La France pousse son avantage jusqu’à l’excès
Dans les allées du pouvoir français s’est ainsi diffusée une certaine méfiance à l’égard des autorités algériennes. On y critique le « formalisme » du pouvoir et son côté suranné ; à l’Élysée, on juge que la bonne volonté d’Abdelmadjid Tebboune est vouée à buter sur l’omnipotence d’un pouvoir militaire trop réticent à l’idée de renouer avec la France ; un ministre influent, pourtant concerné par la reprise des échanges, estime que « ça ne marchera jamais avec eux ».
Sur le terrain diplomatique, il est possible, sinon probable, que la bisbille du moment finisse par trouver une issue. Mais ensuite ? Le rétablissement des relations franco-algériennes pourrait buter sur un malentendu fondamental. La France estime que le rapport de forces lui est particulièrement favorable : l’Algérie lui paraît isolée dans la région, en conflit ouvert avec le Maroc mais aussi, depuis peu, avec les juntes militaires du Mali, du Niger et du Burkina Faso.
La restriction des visas pour les dignitaires algériens a tapé là où elle voulait faire mal, juge-t-on également à Paris, où l’on note que beaucoup ont des enfants scolarisés en France, ou des résidences secondaires. De même, les répercussions de la crise sur la diaspora algérienne en France seraient particulièrement dommageables, du point de vue du régime.
Ainsi les autorités françaises estiment-elles que le rétablissement des relations bilatérales est beaucoup plus urgent pour Alger. D’où le peu d’empressement de la France à faire des gestes significatifs, qu’ils relèvent du champ mémoriel, économique ou stratégique. Exemple le plus bavard : sur le Sahara occidental, Emmanuel Macron a fait savoir que son inflexion en faveur d’une souveraineté marocaine était irréversible. « L’Algérie sait qu’elle a perdu sur ce dossier », glisse une source diplomatique.
En poussant si loin ce qu’elle estime être son avantage, la France prend toutefois le risque d’une rupture profonde des relations bilatérales.

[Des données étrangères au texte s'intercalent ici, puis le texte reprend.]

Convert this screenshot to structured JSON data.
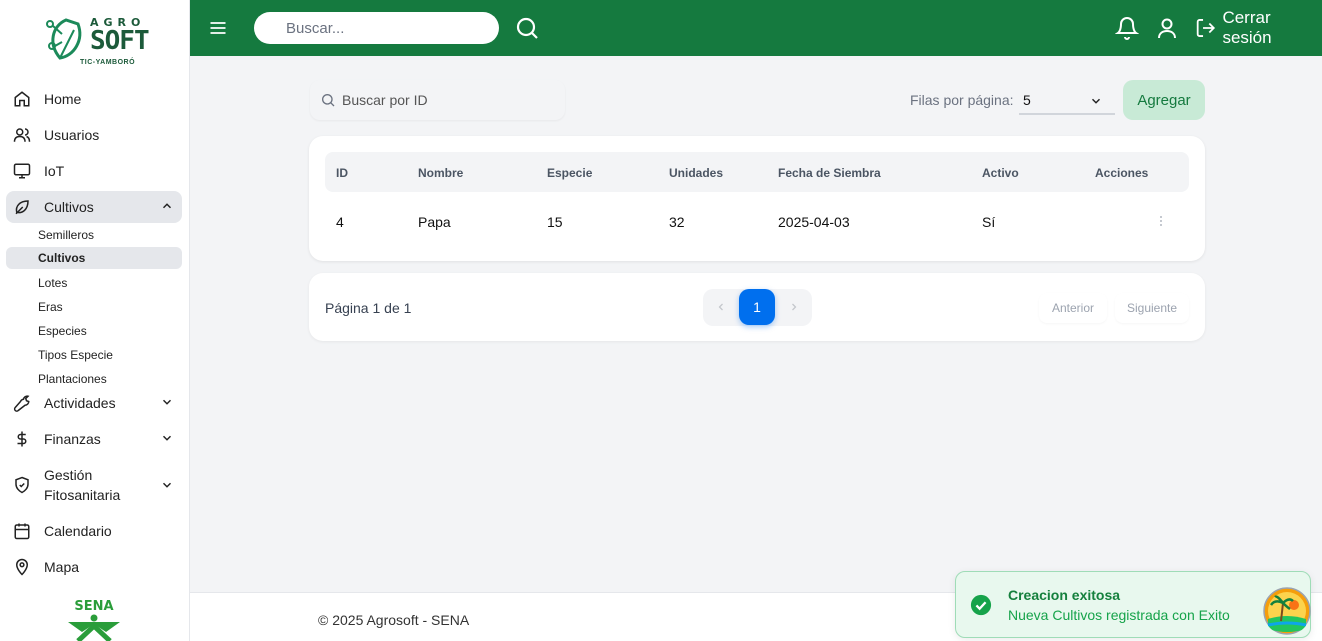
{
  "brand": {
    "logo_agro": "AGRO",
    "logo_soft": "SOFT",
    "logo_tagline": "TIC-YAMBORÓ",
    "sena_logo_text": "SENA"
  },
  "header": {
    "search_placeholder": "Buscar...",
    "logout_label": "Cerrar sesión"
  },
  "sidebar": {
    "items": [
      {
        "label": "Home",
        "icon": "home-icon"
      },
      {
        "label": "Usuarios",
        "icon": "users-icon"
      },
      {
        "label": "IoT",
        "icon": "monitor-icon"
      },
      {
        "label": "Cultivos",
        "icon": "leaf-icon",
        "expanded": true
      },
      {
        "label": "Actividades",
        "icon": "wrench-icon"
      },
      {
        "label": "Finanzas",
        "icon": "dollar-icon"
      },
      {
        "label": "Gestión Fitosanitaria",
        "label_line1": "Gestión",
        "label_line2": "Fitosanitaria",
        "icon": "shield-check-icon"
      },
      {
        "label": "Calendario",
        "icon": "calendar-icon"
      },
      {
        "label": "Mapa",
        "icon": "map-pin-icon"
      }
    ],
    "cultivos_sub": [
      "Semilleros",
      "Cultivos",
      "Lotes",
      "Eras",
      "Especies",
      "Tipos Especie",
      "Plantaciones"
    ],
    "active_sub": "Cultivos"
  },
  "toolbar": {
    "id_search_placeholder": "Buscar por ID",
    "rows_label": "Filas por página:",
    "rows_value": "5",
    "add_label": "Agregar"
  },
  "table": {
    "columns": [
      "ID",
      "Nombre",
      "Especie",
      "Unidades",
      "Fecha de Siembra",
      "Activo",
      "Acciones"
    ],
    "rows": [
      {
        "id": "4",
        "nombre": "Papa",
        "especie": "15",
        "unidades": "32",
        "fecha": "2025-04-03",
        "activo": "Sí"
      }
    ]
  },
  "pagination": {
    "info": "Página 1 de 1",
    "current": "1",
    "prev_label": "Anterior",
    "next_label": "Siguiente"
  },
  "footer": {
    "copyright": "© 2025 Agrosoft - SENA"
  },
  "toast": {
    "title": "Creacion exitosa",
    "message": "Nueva Cultivos registrada con Exito"
  },
  "colors": {
    "header_green": "#157a3f",
    "add_button_bg": "#c8ead6",
    "pager_active": "#006fee",
    "toast_bg": "#e8f8ee"
  }
}
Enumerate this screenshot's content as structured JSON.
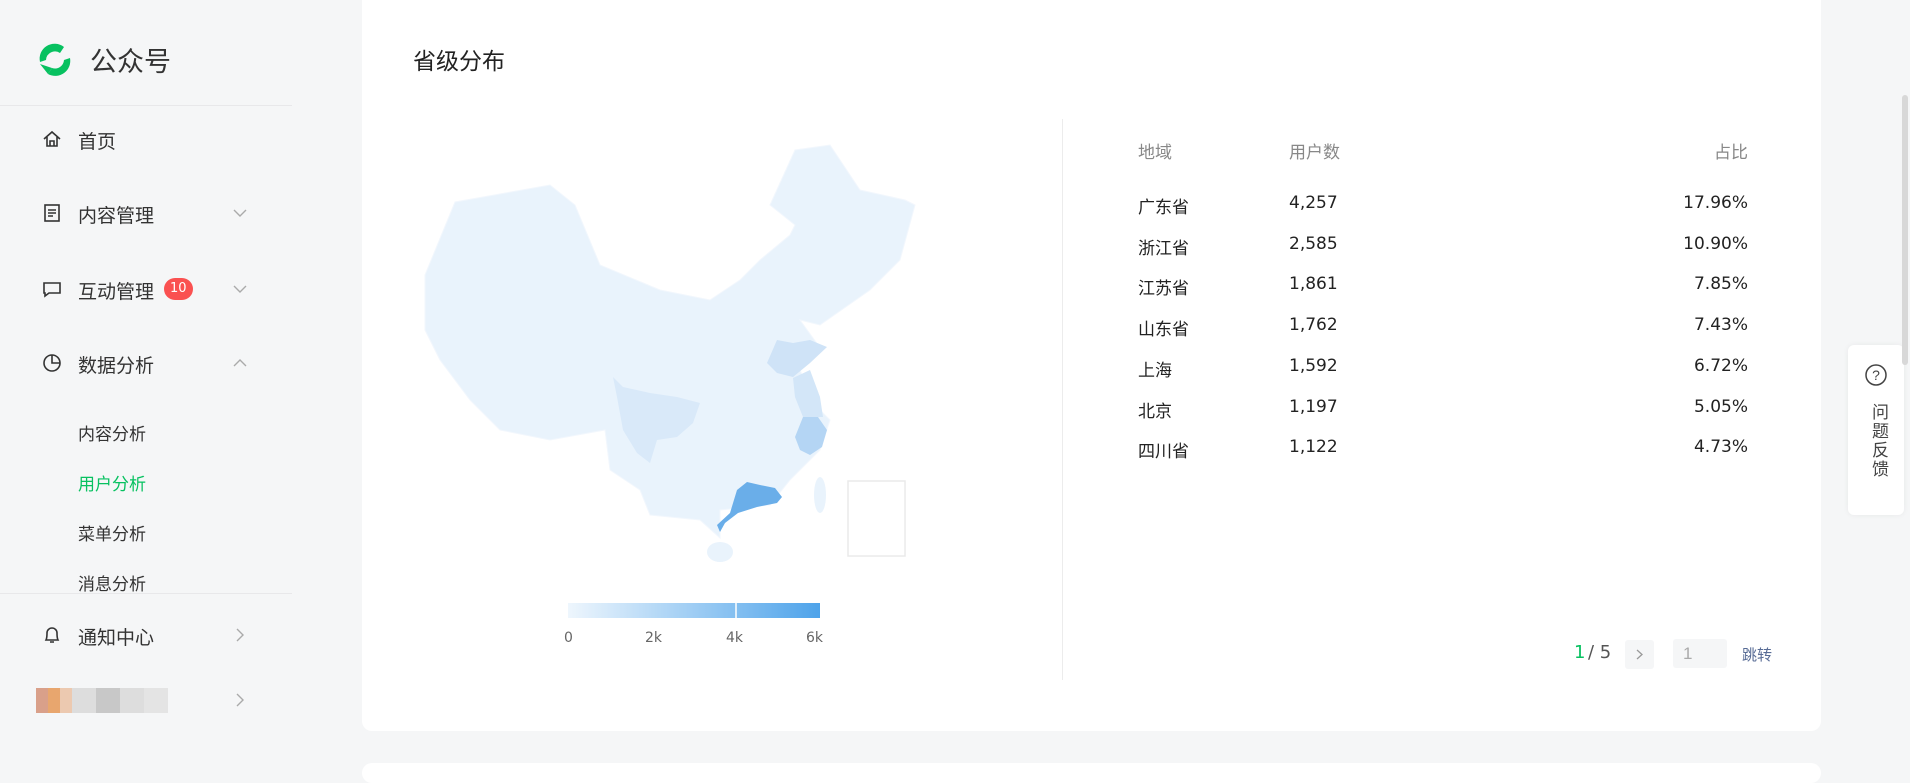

Fin connaisseur de la vie politique française, Abdelmadjid Tebboune n’en ignore pas deux paramètres : Emmanuel Macron n’a plus que deux ans de mandat, et son camp est soumis aux injonctions de plus en plus pressantes d’une droite conservatrice et d’une extrême droite en progression.
Pour le président français comme pour son homologue algérien, l’enjeu est aussi personnel : quelle trace laisseront-ils dans la longue histoire des relations entre les deux pays ? L’Algérie pourrait être tentée de les laisser végéter jusqu’à la prochaine élection présidentielle, moment souvent propice à une reprise du dialogue. L’Italie, la Turquie ou la Russie, déjà en très bons termes avec Alger, ne manqueront pas de s’engouffrer dans une telle brèche diplomatique.